Of course, there is also considerations to be made for the other side of this argument. For example, if you already have a great supervisor lined up, already know a project well and have a good plan to get alot of work done then perhaps it may be better to stay. Also consider how much it may cost to move around to different schools. If the school is in another city, province or country it may require paying more for rent, getting a part time or whatever else to keep the bills paid. I would recommend avoiding part time work like the plague while you are attending grad school. (I know from experience, it is very difficult to balance it all). If you are in another country it may be more difficult to get funding as well since some scholarships are only available to citizens. (Although there are also scholarships specifically for students who aren’t citizens as well.
**Apply for Scholarships & Awards Whenever Possible**
This one is important, not only because you get money but also because it beefs up your resume so it’s useful for jobs if you feel like getting into industry or whatever else later on. I think that profs like to see students who are able to get scholarships themselves because it means they will be less reliant for funding on the professor. Even if you don’t get them often (or at all) it can be helpful to at least get into the habit of writing the applications out, because they are similar to applications for grad school and for practise for more important awards later on in grad school (NSERC, OGS etc).
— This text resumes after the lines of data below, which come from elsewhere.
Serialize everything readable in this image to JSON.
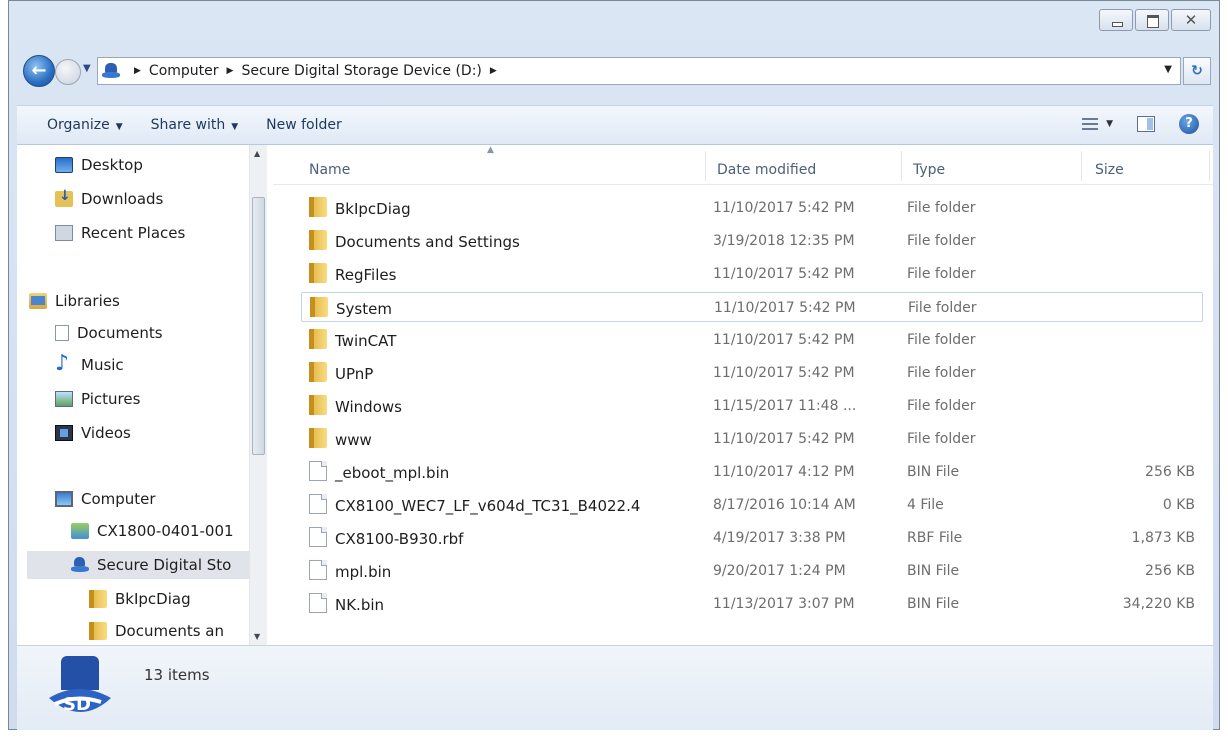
{
  "window": {
    "caption": {
      "min_label": "",
      "max_label": "",
      "close_label": "✕"
    }
  },
  "address_bar": {
    "crumbs": [
      "Computer",
      "Secure Digital Storage Device (D:)"
    ],
    "separator": "▶"
  },
  "toolbar": {
    "organize": "Organize",
    "share_with": "Share with",
    "new_folder": "New folder",
    "caret": "▼",
    "help": "?"
  },
  "nav_pane": {
    "items": [
      {
        "label": "Desktop",
        "icon": "desktop-icon"
      },
      {
        "label": "Downloads",
        "icon": "downloads-icon"
      },
      {
        "label": "Recent Places",
        "icon": "recent-places-icon"
      },
      {
        "label": "Libraries",
        "icon": "libraries-icon"
      },
      {
        "label": "Documents",
        "icon": "documents-icon"
      },
      {
        "label": "Music",
        "icon": "music-icon"
      },
      {
        "label": "Pictures",
        "icon": "pictures-icon"
      },
      {
        "label": "Videos",
        "icon": "videos-icon"
      },
      {
        "label": "Computer",
        "icon": "computer-icon"
      },
      {
        "label": "CX1800-0401-001",
        "icon": "network-drive-icon"
      },
      {
        "label": "Secure Digital Sto",
        "icon": "sd-card-icon",
        "selected": true
      },
      {
        "label": "BkIpcDiag",
        "icon": "folder-icon"
      },
      {
        "label": "Documents an",
        "icon": "folder-icon"
      }
    ]
  },
  "file_list": {
    "columns": {
      "name": "Name",
      "date": "Date modified",
      "type": "Type",
      "size": "Size"
    },
    "rows": [
      {
        "name": "BkIpcDiag",
        "date": "11/10/2017 5:42 PM",
        "type": "File folder",
        "size": "",
        "kind": "folder"
      },
      {
        "name": "Documents and Settings",
        "date": "3/19/2018 12:35 PM",
        "type": "File folder",
        "size": "",
        "kind": "folder"
      },
      {
        "name": "RegFiles",
        "date": "11/10/2017 5:42 PM",
        "type": "File folder",
        "size": "",
        "kind": "folder"
      },
      {
        "name": "System",
        "date": "11/10/2017 5:42 PM",
        "type": "File folder",
        "size": "",
        "kind": "folder",
        "selected": true
      },
      {
        "name": "TwinCAT",
        "date": "11/10/2017 5:42 PM",
        "type": "File folder",
        "size": "",
        "kind": "folder"
      },
      {
        "name": "UPnP",
        "date": "11/10/2017 5:42 PM",
        "type": "File folder",
        "size": "",
        "kind": "folder"
      },
      {
        "name": "Windows",
        "date": "11/15/2017 11:48 ...",
        "type": "File folder",
        "size": "",
        "kind": "folder"
      },
      {
        "name": "www",
        "date": "11/10/2017 5:42 PM",
        "type": "File folder",
        "size": "",
        "kind": "folder"
      },
      {
        "name": "_eboot_mpl.bin",
        "date": "11/10/2017 4:12 PM",
        "type": "BIN File",
        "size": "256 KB",
        "kind": "file"
      },
      {
        "name": "CX8100_WEC7_LF_v604d_TC31_B4022.4",
        "date": "8/17/2016 10:14 AM",
        "type": "4 File",
        "size": "0 KB",
        "kind": "file"
      },
      {
        "name": "CX8100-B930.rbf",
        "date": "4/19/2017 3:38 PM",
        "type": "RBF File",
        "size": "1,873 KB",
        "kind": "file"
      },
      {
        "name": "mpl.bin",
        "date": "9/20/2017 1:24 PM",
        "type": "BIN File",
        "size": "256 KB",
        "kind": "file"
      },
      {
        "name": "NK.bin",
        "date": "11/13/2017 3:07 PM",
        "type": "BIN File",
        "size": "34,220 KB",
        "kind": "file"
      }
    ]
  },
  "details": {
    "count": "13 items"
  }
}
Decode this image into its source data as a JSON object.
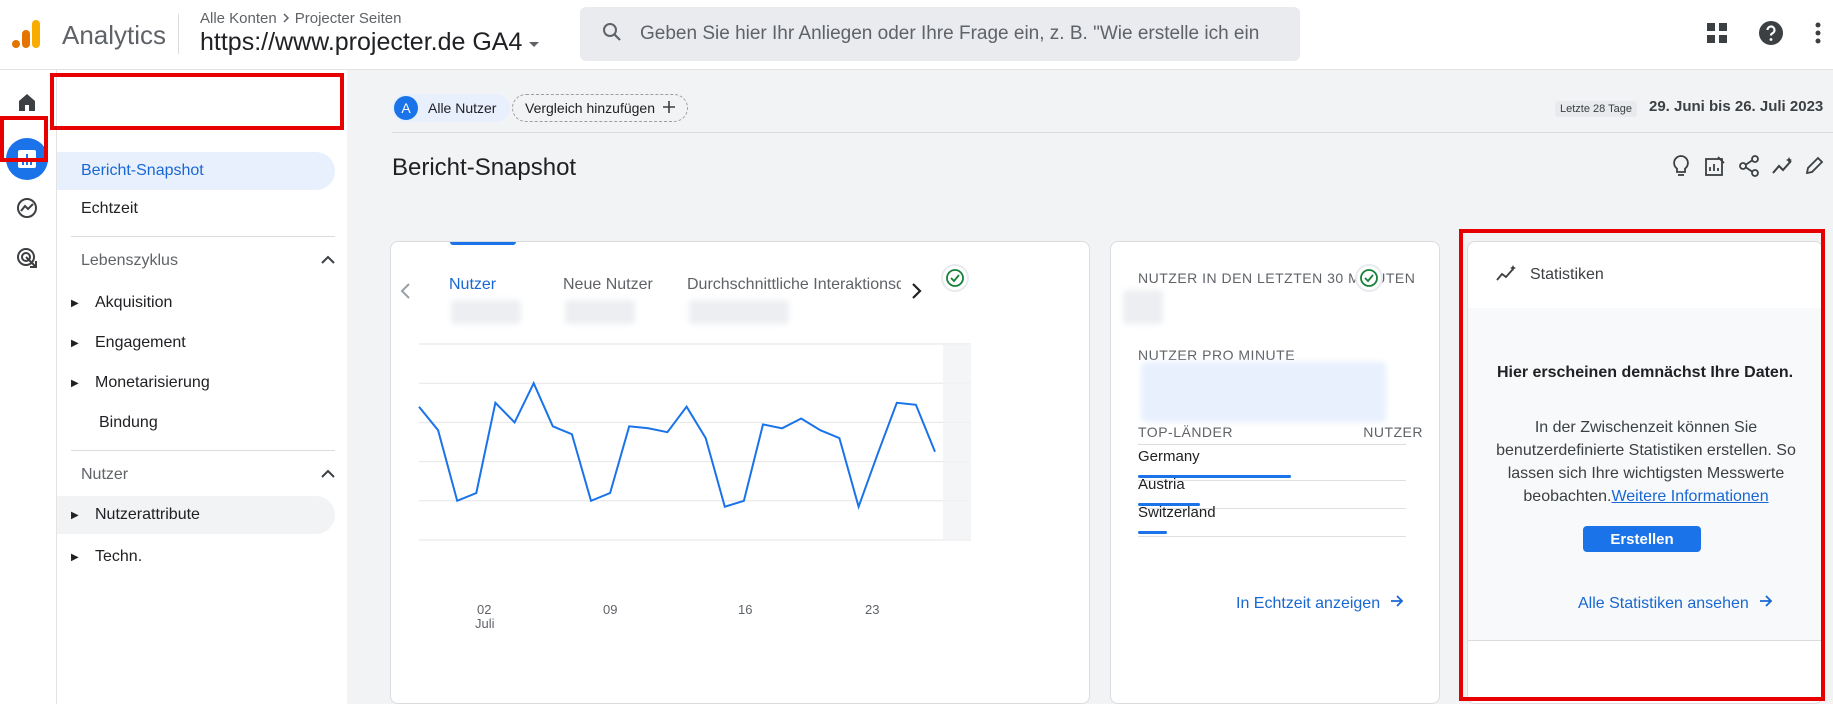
{
  "app": {
    "name": "Analytics",
    "breadcrumb": [
      "Alle Konten",
      "Projecter Seiten"
    ],
    "property": "https://www.projecter.de GA4"
  },
  "search": {
    "placeholder": "Geben Sie hier Ihr Anliegen oder Ihre Frage ein, z. B. \"Wie erstelle ich eine..."
  },
  "nav": {
    "top_items": [
      "Bericht-Snapshot",
      "Echtzeit"
    ],
    "lifecycle": {
      "title": "Lebenszyklus",
      "items": [
        "Akquisition",
        "Engagement",
        "Monetarisierung",
        "Bindung"
      ]
    },
    "users": {
      "title": "Nutzer",
      "items": [
        "Nutzerattribute",
        "Techn."
      ]
    }
  },
  "filters": {
    "user_chip_letter": "A",
    "user_chip": "Alle Nutzer",
    "compare": "Vergleich hinzufügen"
  },
  "date": {
    "label": "Letzte 28 Tage",
    "range": "29. Juni bis 26. Juli 2023"
  },
  "page_title": "Bericht-Snapshot",
  "main_card": {
    "tabs": [
      "Nutzer",
      "Neue Nutzer",
      "Durchschnittliche Interaktionsdau"
    ],
    "x_ticks": [
      "02",
      "09",
      "16",
      "23"
    ],
    "x_month": "Juli"
  },
  "chart_data": {
    "type": "line",
    "title": "",
    "xlabel": "",
    "ylabel": "",
    "x": [
      "29.06",
      "30.06",
      "01.07",
      "02.07",
      "03.07",
      "04.07",
      "05.07",
      "06.07",
      "07.07",
      "08.07",
      "09.07",
      "10.07",
      "11.07",
      "12.07",
      "13.07",
      "14.07",
      "15.07",
      "16.07",
      "17.07",
      "18.07",
      "19.07",
      "20.07",
      "21.07",
      "22.07",
      "23.07",
      "24.07",
      "25.07",
      "26.07"
    ],
    "series": [
      {
        "values": [
          0.68,
          0.56,
          0.2,
          0.24,
          0.7,
          0.6,
          0.8,
          0.58,
          0.54,
          0.2,
          0.24,
          0.58,
          0.57,
          0.55,
          0.68,
          0.52,
          0.17,
          0.2,
          0.59,
          0.57,
          0.62,
          0.56,
          0.52,
          0.17,
          0.44,
          0.7,
          0.69,
          0.45
        ]
      }
    ],
    "ylim": [
      0,
      1
    ],
    "grid": true,
    "color": "#1a73e8"
  },
  "realtime": {
    "title": "NUTZER IN DEN LETZTEN 30 MINUTEN",
    "per_minute": "NUTZER PRO MINUTE",
    "col_country": "TOP-LÄNDER",
    "col_users": "NUTZER",
    "countries": [
      {
        "name": "Germany",
        "share": 0.57
      },
      {
        "name": "Austria",
        "share": 0.23
      },
      {
        "name": "Switzerland",
        "share": 0.11
      }
    ],
    "link": "In Echtzeit anzeigen"
  },
  "stats": {
    "title": "Statistiken",
    "heading": "Hier erscheinen demnächst Ihre Daten.",
    "text": "In der Zwischenzeit können Sie benutzerdefinierte Statistiken erstellen. So lassen sich Ihre wichtigsten Messwerte beobachten.",
    "more_link": "Weitere Informationen",
    "button": "Erstellen",
    "link": "Alle Statistiken ansehen"
  },
  "colors": {
    "accent": "#1a73e8",
    "highlight_box": "#e60000",
    "logo_orange": "#f9ab00",
    "logo_dark": "#e37400"
  }
}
**Ask Questions & Attend Meetings**
If your school offers meetings regarding grad school applications, go to them. Even if you don’t plan on applying until the following year. It takes quite a while to get organized for grad school applications so start early. Ask any questions you have and make sure you understand the whole process well. Contact the departments you are applying to if anything is unclear or look around online. (One great place to ask questions regarding grad school is [PhDComics Forums](https://web.archive.org/web/20110226052842/http://www.phdcomics.com/proceedings/). Another place more specific to computer science (and in Canada) is [CompSci.ca Forums](http://compsci.ca/v3/). Often both of these sites have a wide range of students from undergrad right up to professors who can answer many of your questions. Additionally, you can leave me a comment here (however I am no expert).
**Be a Motivated Student**
Personally, I think this is one of the most important factors in being accepted and being a successful grad student. Graduate school can be at times very trying. It can sometimes feel like you will never find the solution to the problem you are working on, or that there are a million deadlines and things to do. The only way through this is with absolute passion for your subject of study. Sometimes you might have to create this for yourself. Take a break from your normal work, read things related to your subject that are interesting (Personally I *love* reading websites like Digg, Slashdot and technical magazines like IEEE and ACM to see all the new and exciting ideas... but whatever works). Passion not only affects you in a positive way, it also rubs off on those around you. Profs and other students will want to work with you if you show genuine enthusiasm for what you are working on. (This can also be a factor in deciding where you want to study, because if you get a good environment where everyone is like this, you can feed off one another).